En diez minutos llegamos al restaurante, un edificio pequeño de una sola planta junto a la carretera, tan rústico como la vivienda de su dueña, y con un amplio aparcamiento listo para recibir una buena cantidad de camiones. En los alrededores solo había campo, muchos matorrales y un bosque de encinas. En un alarde de originalidad, el restaurante se llamaba El Encinar.

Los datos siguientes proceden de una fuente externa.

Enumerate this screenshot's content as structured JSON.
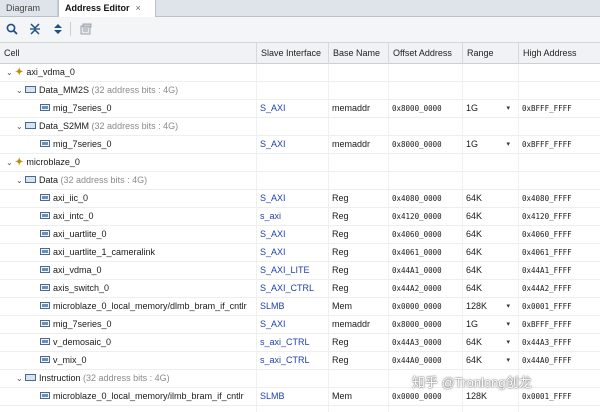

Una vez dentro nos encontramos con Sebastián, el único empleado de mi abuela con el que no estaba emparentado. Era el típico camarero cincuentón que ha sido camarero toda su vida, quizá porque no valía para otra cosa, y porque estar detrás de una barra es el empleo perfecto para un alcohólico funcional. Era un tipejo que medía poco más de metro y medio, delgado y medio calvo, con una gran nariz enrojecida por el vino. Tenía los ojillos oscuros y brillantes de una comadreja, y no me gustó nada el repaso que le dio al cuerpo de mi madre en cuanto entramos, acompañado por una sonrisa libidinosa. A mí me miró como si todavía fuese un niño de cinco años, a pesar de que con mi tamaño podía aplastarlo como a una cucaracha. Sebastián me caía bien cuando era pequeño, pero ahora lo veía como el borrachuzo rijoso que realmente era y no me agradaba.

—¡Madre mía, Luisa! —exclamó cuando mi madre se acercó a saludarle. El muy cerdo incluso se relamió después de lanzarle una mal disimulada mirada al escote—. Pero qué hermosa estás. Me vas a robar todas las propinas, ¡ja ja!

—De eso nada, Sebas. Las repartiremos a partes iguales —dijo mi madre, haciendo gala de su diplomacia e ignorando la actitud libidinosa del camarero, que seguro le desagradaba tanto como a mí.

—Bueno, ya está bien de charla. Vamos a trabajar —dijo mi abuela, tan cortante como de costumbre.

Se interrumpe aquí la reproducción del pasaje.